C’est un être particulier, très intelligent. Il n’a pas eu une éducation classique et il s’est retrouvé avec un argent considérable. Il est donc totalement libre. Mon idée n’aurait sans doute pas été acceptée par un conservateur de musée traditionnel.
Est-il vraiment obsédé par la mort ?
Il y a chez lui une fascination presque ludique pour la mort et ce désir de posséder propre à tout collectionneur. Je pense ici aux premiers Egyptiens qui, dans leurs sarcophages, se retrouvent aujourd’hui dans son musée en Tasmanie… C’est comme si nos propres dépouilles devaient un jour finir sur Mars!
David Walsh a dit un jour qu’il aimerait vous voir mourir en direct, à l’écran…
Il est joueur et provocateur. Je l’appelle «le diable de Tasmanie». Il veut être plus fort que le hasard. Seul le diable pense qu’il est plus fort que Dieu.
La mémoire et la mort ont toujours été des thèmes centraux dans le travail de l’artiste. Ici l’exposition «Haunted» en 2005 au Guggenheim. KEYSTONE / MIGUEL TONA
Que signifie pour vous la notion d’immortalité ?
Je n’ai pas de désir d’immortalité. En revanche, j’ai toujours eu le désir de sauver ce que j’appelle la petite mémoire. Celle-ci consiste à se souvenir de sa grand-mère, d’une histoire drôle ou de l’endroit pour acheter le meilleur gâteau à la crème. Ces petits souvenirs disparaîtront avec nous. Cette question m’obsède. Chaque personne est unique et importante. Mais tellement fragile. Moi, j’essaie de sauver tout le monde en sachant que c’est impossible.
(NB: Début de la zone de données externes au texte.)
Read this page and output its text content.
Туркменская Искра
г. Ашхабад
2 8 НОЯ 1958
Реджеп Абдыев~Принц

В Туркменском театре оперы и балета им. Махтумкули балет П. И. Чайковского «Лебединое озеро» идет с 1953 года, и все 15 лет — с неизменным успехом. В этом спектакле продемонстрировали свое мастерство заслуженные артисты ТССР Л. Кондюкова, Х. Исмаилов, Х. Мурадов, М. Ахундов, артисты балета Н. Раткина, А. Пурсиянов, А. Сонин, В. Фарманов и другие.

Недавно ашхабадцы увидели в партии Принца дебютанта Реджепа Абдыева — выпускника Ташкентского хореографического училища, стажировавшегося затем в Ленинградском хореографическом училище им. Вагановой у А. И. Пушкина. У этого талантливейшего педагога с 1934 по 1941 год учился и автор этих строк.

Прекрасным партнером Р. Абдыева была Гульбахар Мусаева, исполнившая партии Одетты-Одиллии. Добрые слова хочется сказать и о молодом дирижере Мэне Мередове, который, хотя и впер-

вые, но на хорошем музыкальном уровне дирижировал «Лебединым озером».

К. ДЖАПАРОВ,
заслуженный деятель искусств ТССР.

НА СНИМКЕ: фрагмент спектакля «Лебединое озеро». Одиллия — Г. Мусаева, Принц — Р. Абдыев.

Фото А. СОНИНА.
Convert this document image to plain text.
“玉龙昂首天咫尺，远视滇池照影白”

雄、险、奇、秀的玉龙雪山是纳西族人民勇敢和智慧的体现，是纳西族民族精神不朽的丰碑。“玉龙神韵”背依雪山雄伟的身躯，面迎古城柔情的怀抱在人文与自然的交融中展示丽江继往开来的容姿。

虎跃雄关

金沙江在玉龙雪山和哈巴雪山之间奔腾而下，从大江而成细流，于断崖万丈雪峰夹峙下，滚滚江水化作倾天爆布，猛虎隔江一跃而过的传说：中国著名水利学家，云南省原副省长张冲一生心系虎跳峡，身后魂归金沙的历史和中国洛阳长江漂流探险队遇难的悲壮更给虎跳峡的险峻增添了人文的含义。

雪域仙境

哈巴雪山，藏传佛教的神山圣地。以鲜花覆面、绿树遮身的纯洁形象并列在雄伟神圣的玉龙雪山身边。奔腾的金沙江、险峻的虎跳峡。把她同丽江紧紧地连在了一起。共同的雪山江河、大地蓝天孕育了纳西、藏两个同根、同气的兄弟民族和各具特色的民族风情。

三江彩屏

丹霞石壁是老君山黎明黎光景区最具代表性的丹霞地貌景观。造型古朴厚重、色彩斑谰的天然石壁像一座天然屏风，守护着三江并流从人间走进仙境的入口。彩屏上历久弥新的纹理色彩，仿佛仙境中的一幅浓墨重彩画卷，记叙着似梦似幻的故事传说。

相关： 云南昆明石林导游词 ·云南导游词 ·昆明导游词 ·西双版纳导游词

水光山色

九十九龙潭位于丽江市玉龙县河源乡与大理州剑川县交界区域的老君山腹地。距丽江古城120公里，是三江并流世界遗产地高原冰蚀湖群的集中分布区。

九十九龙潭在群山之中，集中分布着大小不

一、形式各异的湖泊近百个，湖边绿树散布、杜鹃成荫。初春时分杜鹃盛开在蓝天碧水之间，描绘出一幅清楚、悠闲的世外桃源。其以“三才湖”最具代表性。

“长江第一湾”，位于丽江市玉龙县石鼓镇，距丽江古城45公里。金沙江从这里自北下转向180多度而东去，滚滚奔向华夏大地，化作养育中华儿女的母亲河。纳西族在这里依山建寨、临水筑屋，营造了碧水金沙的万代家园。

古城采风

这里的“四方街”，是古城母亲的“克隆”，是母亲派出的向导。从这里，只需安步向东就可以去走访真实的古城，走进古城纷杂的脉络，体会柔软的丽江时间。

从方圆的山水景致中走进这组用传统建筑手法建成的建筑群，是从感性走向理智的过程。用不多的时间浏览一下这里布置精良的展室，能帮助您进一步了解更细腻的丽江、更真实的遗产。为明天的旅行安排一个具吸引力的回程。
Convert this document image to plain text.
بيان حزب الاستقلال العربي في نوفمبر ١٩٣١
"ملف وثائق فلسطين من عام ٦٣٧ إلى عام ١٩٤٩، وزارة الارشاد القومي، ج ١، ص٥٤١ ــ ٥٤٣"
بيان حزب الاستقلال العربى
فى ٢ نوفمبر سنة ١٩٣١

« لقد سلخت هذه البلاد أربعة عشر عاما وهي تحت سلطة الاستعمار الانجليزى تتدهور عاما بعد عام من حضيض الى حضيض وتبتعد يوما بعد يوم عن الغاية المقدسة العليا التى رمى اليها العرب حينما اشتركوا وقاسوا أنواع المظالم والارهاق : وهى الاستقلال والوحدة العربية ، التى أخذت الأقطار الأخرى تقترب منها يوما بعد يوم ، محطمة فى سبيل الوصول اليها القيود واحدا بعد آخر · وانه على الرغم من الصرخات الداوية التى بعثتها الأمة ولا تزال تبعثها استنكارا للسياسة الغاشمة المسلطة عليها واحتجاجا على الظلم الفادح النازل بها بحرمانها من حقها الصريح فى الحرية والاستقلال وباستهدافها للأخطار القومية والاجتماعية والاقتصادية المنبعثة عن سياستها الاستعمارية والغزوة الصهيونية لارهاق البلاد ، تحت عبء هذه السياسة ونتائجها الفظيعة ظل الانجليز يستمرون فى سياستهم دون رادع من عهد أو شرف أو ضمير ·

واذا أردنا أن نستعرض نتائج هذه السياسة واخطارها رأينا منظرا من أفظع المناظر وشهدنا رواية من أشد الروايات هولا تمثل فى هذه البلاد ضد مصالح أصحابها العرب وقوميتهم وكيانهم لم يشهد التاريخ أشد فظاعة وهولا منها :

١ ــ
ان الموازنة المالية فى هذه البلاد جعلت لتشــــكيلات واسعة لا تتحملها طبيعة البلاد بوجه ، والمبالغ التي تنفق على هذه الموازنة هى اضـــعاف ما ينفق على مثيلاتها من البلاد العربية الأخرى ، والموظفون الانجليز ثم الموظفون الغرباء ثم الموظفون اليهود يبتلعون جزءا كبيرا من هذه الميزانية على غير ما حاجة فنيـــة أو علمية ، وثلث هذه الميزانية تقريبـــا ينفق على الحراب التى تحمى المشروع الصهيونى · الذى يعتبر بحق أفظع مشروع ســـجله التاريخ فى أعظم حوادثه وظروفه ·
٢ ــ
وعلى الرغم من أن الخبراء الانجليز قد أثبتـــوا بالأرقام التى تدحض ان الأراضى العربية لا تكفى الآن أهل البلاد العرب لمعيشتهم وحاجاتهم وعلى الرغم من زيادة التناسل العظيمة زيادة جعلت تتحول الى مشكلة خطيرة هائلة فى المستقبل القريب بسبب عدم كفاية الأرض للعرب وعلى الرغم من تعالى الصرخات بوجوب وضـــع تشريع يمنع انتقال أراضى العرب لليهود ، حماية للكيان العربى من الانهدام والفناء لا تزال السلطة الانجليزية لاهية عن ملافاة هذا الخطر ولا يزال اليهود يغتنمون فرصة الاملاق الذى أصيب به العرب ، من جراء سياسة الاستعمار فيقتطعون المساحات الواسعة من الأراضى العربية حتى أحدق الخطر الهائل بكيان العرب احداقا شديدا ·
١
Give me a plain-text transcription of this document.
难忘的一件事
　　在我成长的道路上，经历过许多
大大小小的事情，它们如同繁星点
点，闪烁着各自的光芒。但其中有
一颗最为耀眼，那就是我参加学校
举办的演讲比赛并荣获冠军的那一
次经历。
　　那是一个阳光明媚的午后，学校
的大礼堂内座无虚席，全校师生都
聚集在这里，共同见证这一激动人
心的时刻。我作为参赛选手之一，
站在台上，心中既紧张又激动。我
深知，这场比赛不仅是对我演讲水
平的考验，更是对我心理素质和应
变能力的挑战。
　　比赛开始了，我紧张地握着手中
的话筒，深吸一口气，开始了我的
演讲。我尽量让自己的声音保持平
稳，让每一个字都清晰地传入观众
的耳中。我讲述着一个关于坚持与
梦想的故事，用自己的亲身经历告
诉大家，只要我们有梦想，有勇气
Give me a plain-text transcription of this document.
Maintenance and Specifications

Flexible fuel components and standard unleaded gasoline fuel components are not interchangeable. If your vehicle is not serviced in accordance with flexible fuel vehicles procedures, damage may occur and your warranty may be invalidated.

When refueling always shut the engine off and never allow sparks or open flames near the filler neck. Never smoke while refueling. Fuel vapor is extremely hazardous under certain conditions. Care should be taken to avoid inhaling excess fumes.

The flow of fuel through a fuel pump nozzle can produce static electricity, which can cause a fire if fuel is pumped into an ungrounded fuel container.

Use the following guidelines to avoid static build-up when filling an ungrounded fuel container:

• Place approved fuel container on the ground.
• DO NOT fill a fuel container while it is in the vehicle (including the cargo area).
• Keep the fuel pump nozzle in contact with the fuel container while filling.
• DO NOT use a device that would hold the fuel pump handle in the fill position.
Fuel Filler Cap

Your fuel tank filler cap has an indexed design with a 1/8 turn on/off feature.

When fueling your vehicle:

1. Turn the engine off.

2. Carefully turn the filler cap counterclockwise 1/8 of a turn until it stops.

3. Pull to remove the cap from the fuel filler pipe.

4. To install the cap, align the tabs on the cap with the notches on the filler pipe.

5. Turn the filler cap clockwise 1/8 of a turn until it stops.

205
Vous ne croyez donc pas à l’immortalité?
Pas du tout. Surtout que je ne suis pas croyant. Mais je crois que nous avons chacun un savoir que nous n’avons jamais appris. Il nous a été donné par nos ancêtres. C’est un savoir vague et mélangé. Nous conservons en nous quelques traces qui proviennent de ceux qui nous ont précédés.
Que reste-t-il d’autre ?
A la fin d’une exposition, la plupart de mes œuvres sont détruites. Mais elles pourront être refaites, même après ma mort. Ce qui reste aussi, ce sont les mythes. J’ai récemment réalisé une pièce où, grâce à une installation au bord de la mer, je parle à des baleines. Elle est en Amérique du Sud, dans un coin introuvable. Selon un mythe amérindien, les baleines connaissent le début des temps. J’ai posé cette question de l’origine à beaucoup d’êtres humains. Ils ne m’ont jamais répondu. En désespoir de cause, j’ai posé la question à des baleines. Dans cinquante ou cent ans, je serai oublié. Mon installation au bord de la mer sera détruite. Mais peut-être que chez les Amérindiens, on se dira qu’un jour un fou à voulu parler aux baleines.
Vous avez dit que «La vie de C.B.» était votre œuvre ultime. Dans quel sens?
Elle est ultime parce qu’elle s’arrêtera à ma mort. J’ai une autre pièce ultime: un compteur qui égraine toutes les secondes de ma vie. Il augmente constamment et s’arrêtera à ma mort. Ce qui est piquant, c’est que David Walsh avait prévu un certain de nombre de rayonnages pour conserver les DVD d’enregistrements. Mais comme il a perdu son pari, il a été obligé d’acheter une armoire supplémentaire!